PLACE MATTERS: The Opportunity Atlas
Which neighborhoods in America offer children the best chance to rise out of poverty? The Opportunity Atlas, available in an online format, charts the places of relative opportunity. Using anonymous data from 20 million Americans from childhood to their mid-30s, the interactive atlas allows us to trace the roots of affluence and poverty back to neighborhoods where people grew up.
The Opportunity Atlas reflects data on 20 million Americans who are in their mid-thirties today. It maps individuals back to the Census tract (geographic units consisting of about 4,200 people) in which they grew up.

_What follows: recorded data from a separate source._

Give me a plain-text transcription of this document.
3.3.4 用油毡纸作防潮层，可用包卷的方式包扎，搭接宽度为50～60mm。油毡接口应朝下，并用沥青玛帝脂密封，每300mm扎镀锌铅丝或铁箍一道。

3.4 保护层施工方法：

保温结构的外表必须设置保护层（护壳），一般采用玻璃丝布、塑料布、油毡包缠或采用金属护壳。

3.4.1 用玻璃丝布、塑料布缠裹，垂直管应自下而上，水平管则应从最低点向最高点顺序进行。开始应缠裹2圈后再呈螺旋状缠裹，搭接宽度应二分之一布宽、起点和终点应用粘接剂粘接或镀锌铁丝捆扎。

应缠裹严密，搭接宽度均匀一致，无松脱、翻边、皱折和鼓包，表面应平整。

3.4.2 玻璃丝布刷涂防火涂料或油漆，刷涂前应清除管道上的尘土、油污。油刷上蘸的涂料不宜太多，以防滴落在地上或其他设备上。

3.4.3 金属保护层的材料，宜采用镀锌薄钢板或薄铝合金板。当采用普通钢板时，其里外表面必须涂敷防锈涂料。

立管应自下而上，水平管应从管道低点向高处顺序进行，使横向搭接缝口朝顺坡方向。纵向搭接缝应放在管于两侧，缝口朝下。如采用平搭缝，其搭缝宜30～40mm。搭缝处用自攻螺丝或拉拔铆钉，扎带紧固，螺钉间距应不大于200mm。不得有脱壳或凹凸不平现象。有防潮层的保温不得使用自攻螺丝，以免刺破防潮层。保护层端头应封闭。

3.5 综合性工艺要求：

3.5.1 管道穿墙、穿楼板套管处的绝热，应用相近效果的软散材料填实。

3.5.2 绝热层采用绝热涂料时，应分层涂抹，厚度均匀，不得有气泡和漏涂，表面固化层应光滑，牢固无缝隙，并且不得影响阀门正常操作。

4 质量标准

Then, for each of the 70,000 tracts in America, the atlas indicates children’s average adult earnings, incarceration rates, and other outcomes by their parental income level, race, and gender.
The maps above show the individual incomes of adults (excluding spouses) whose families were low income, for both men and women, and all races. To provide a range of large and small cities, I included maps (variable scales) of the following places:
Manhattan and the Bronx, NY
Brooklyn, NY
San Francisco, CA
Poughkeepsie, NY
Whittier, CA
The data suggest that children from low-income homes have much better achievement as adults if they grew up in relatively affluent neighborhoods, where presumably education, services, opportunities, and role models were more nurturing. So where one grows up makes an big difference for adults.